Environmental Ultraviolet Light and Cytoskeletal Damage
Zamansky, Glen B.   
Boston University, Boston, MA, United States

Since solar ultraviolet (UV) light is the major cause of skin cancer, it is important to identify the UV induced cellular lesions which may contribute to the carcinogenic process. In addition to pursuing the role of DNA damage, the importance of UV induced alterations of other cellular components must also be considered. It is the aim of the current study to investigate disruption of the cytoskeleton resulting from exposure of cultured cells to environmentally relevant wavelengths of UV light. The cytoskeleton has been selected for investigation since it is an important participant in the regulation of normal cell growth, and disruption of this complex cytoplasmic structure may result in detrimental cellular dysfunctions. Normal human skin fibroblast and epidermal keratinocyte cell strains, cultured under varying growth conditions, will be utilized to characterize UV light induced alterations of cytosketetal microtubules, microfilaments and intermediate filaments.
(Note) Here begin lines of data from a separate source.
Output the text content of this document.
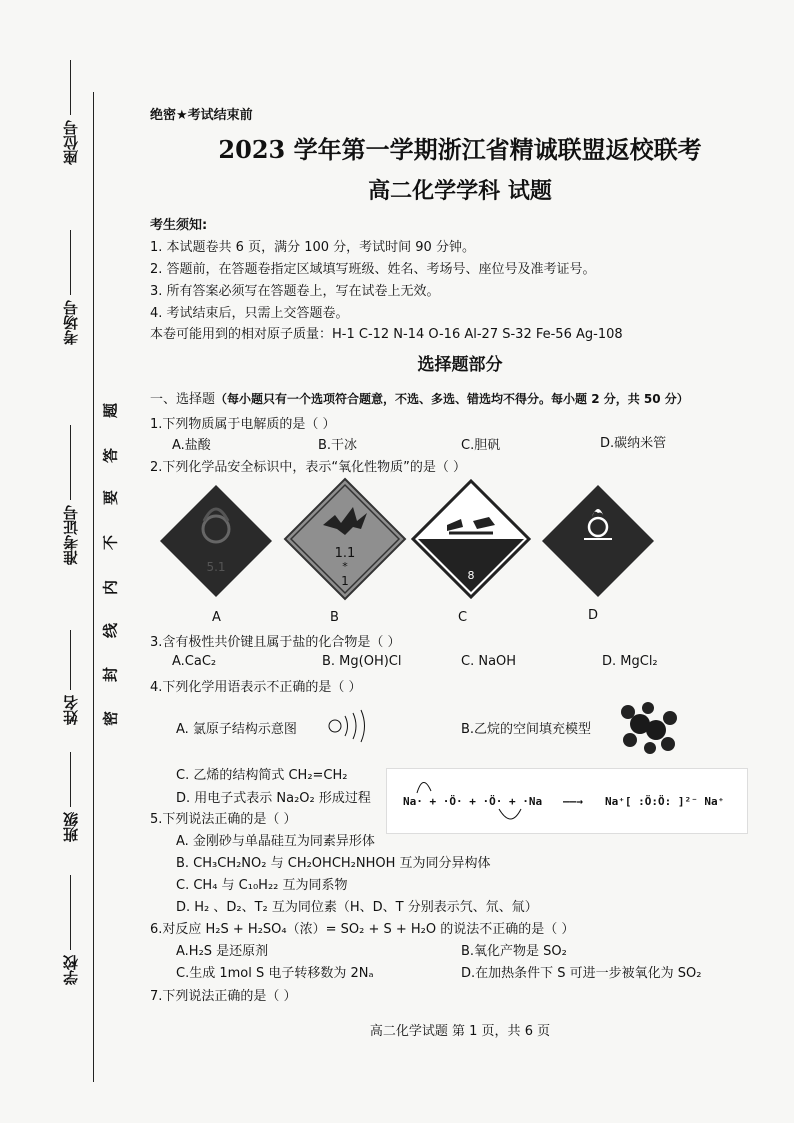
座位号
考场号
准考证号
姓名
班级
学校
题
答
要
不
内
线
封
密
绝密★考试结束前
2023 学年第一学期浙江省精诚联盟返校联考
高二化学学科 试题
考生须知:
1. 本试题卷共 6 页，满分 100 分，考试时间 90 分钟。
2. 答题前，在答题卷指定区域填写班级、姓名、考场号、座位号及准考证号。
3. 所有答案必须写在答题卷上，写在试卷上无效。
4. 考试结束后，只需上交答题卷。
本卷可能用到的相对原子质量：H-1 C-12 N-14 O-16 Al-27 S-32 Fe-56 Ag-108
选择题部分
一、选择题（每小题只有一个选项符合题意，不选、多选、错选均不得分。每小题 2 分，共 50 分）
1.下列物质属于电解质的是（ ）
A.盐酸	B.干冰	C.胆矾	D.碳纳米管
2.下列化学品安全标识中，表示“氧化性物质”的是（ ）
5.1
1.1
*
1	8
A	B	C	D
3.含有极性共价键且属于盐的化合物是（ ）
A.CaC₂	B. Mg(OH)Cl	C. NaOH	D. MgCl₂
4.下列化学用语表示不正确的是（ ）
A. 氯原子结构示意图	B.乙烷的空间填充模型
C. 乙烯的结构简式 CH₂=CH₂
D. 用电子式表示 Na₂O₂ 形成过程	Na· + ·Ö· + ·Ö· + ·Na ——→ Na⁺[ :Ö:Ö: ]²⁻ Na⁺
5.下列说法正确的是（ ）
A. 金刚砂与单晶硅互为同素异形体
B. CH₃CH₂NO₂ 与 CH₂OHCH₂NHOH 互为同分异构体
C. CH₄ 与 C₁₀H₂₂ 互为同系物
D. H₂ 、D₂、T₂ 互为同位素（H、D、T 分别表示氕、氘、氚）
6.对反应 H₂S + H₂SO₄（浓）= SO₂ + S + H₂O 的说法不正确的是（ ）
A.H₂S 是还原剂	B.氧化产物是 SO₂
C.生成 1mol S 电子转移数为 2Nₐ	D.在加热条件下 S 可进一步被氧化为 SO₂
7.下列说法正确的是（ ）
高二化学试题 第 1 页，共 6 页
Cytoskeletons of cells exposed to polychromatic UV light composed of environmentally relevant wavelengths or to the more commonly used short wavelength (254 nm) UV light will be studied by fluorescence microscopy. The cytoskeleton of keratinocytes which have been UV irradiated at different stages of differentiation will also be examined. In addition, the cytoskeleton of fibroblasts derived from patients with xeroderma pigmentosum, Bloom's syndrome and Cockayne's syndrome will be investigated in order to determine if cytoskeletal damage may contribute to the photosensitivity of cells. Having determined that long wavelength UV light disrupts microtubules in normal cells, experiments will be performed to differentiate between the disruption of microtubules resulting from damage to microtubules assembled prior to irradiation or from changes in unassembled dimeric tubulin subunits. This will be accomplished by examining the effect of UV light on extracted cytoskeletons and by studying the repolymerization of tubulin in cells which contain only the dimeric form of tubulin at the time of irradiation. The role of reactive oxygen species in the formation of altered cytoskeletons will also be explored. Furthermore, tubulin extracted from UV irradiated and control cells will be examined using SDS polyacrylamide gel electrophoresis in order to determine if UV light induces the formation of high molecular weight, cross-linked tubulin.